Researchers are using several strategies to navigate the challenge of data scarcity. One technique involves leveraging computational techniques to fabricate synthetic data. This approach allows for the enrichment of datasets, providing machine learning models with a diverse array of scenarios for training, akin to an extensive preparatory course before a final exam.
Another strategy includes employing human supervision in the data generation process. While artificial intelligence has made significant strides, it still lacks the nuanced understanding and ethical discernment inherent to human judgment.
Patel explained that large language models (LLMs) can generate artificial examples to train themselves in a process called “self-improvement.”
“But the full implications of that tactic are still unknown,” he said. “If the LLM has biases, then its artificial training data could carry those biases, resulting in a detrimental feedback loop.”
An example highlighting the challenges associated with synthetic data involves a project aimed at creating data for Google Starline, which focuses on the human body, facial expressions and movements. Tony Fernandes, the CEO of UEGroup, shared with PYMNTS that his team is actively supplying this data. They are employing a recording device to collect information across diverse skin tones.
“Any artificially created version of that source would create risks, both from a market and regulatory standpoint, because not enough work was done in that area in the past,” he added.
One solution to the data problem might be finding better ways to share data. Nikolaos Vasiloglou, the vice president of research in machine learning at RelationalAI, shared with PYMNTS that there’s a significant issue with content creators being reluctant to make their high-quality data available.
He pointed out that these creators either don’t want to share their data without getting paid or are unsure about selling it because they feel the offered prices don’t reflect the data’s actual value.
“If OpenAI were to add attribution to the responses that are provided, for example, companies would likely be more eager to contribute free content in exchange for putting their brand name in front of millions of users or for a dividend,” he said. “Attribution will help us create a fair market where content creators and LLM providers would be able to monetize data.”
Some experts believe concerns about data scarcity are exaggerated. Studies indicate that data quality significantly outweighs quantity, even though quantity retains its importance, Ilia Badeev, head of data science at Trevolution Group, told PYMNTS. He noted that as the volume of data increases, the complexity and cost of training also rise, alongside an enhanced likelihood of the model overlooking crucial information during training — a scenario akin to searching for a needle in a haystack, but with data.
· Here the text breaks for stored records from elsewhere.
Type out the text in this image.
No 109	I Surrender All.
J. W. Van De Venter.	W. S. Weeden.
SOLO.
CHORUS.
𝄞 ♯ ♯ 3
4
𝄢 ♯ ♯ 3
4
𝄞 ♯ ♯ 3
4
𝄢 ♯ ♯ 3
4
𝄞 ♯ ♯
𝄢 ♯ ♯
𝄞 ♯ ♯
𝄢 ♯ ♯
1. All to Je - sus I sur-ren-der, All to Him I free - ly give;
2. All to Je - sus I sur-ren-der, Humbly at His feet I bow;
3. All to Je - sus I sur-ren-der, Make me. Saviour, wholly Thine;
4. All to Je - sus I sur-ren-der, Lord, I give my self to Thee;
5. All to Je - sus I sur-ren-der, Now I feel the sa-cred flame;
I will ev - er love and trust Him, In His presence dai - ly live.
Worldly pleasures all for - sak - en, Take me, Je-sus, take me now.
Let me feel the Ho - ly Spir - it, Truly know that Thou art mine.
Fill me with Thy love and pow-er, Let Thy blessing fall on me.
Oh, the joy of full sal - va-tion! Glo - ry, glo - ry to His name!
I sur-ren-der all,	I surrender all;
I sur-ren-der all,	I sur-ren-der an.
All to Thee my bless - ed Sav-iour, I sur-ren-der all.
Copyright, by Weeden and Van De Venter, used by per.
“My subjective opinion is that we will soon move from the idea of ‘feeding the model all possible data’ to a more careful selection of data for training,” he said. “In which initially training data will be carefully cleaned, deduplicated, verified (also by AI models), and then based on them, new models will be trained — generative ones to generate new data and verification ones to check the generated data. A closed circle of quality improvement.”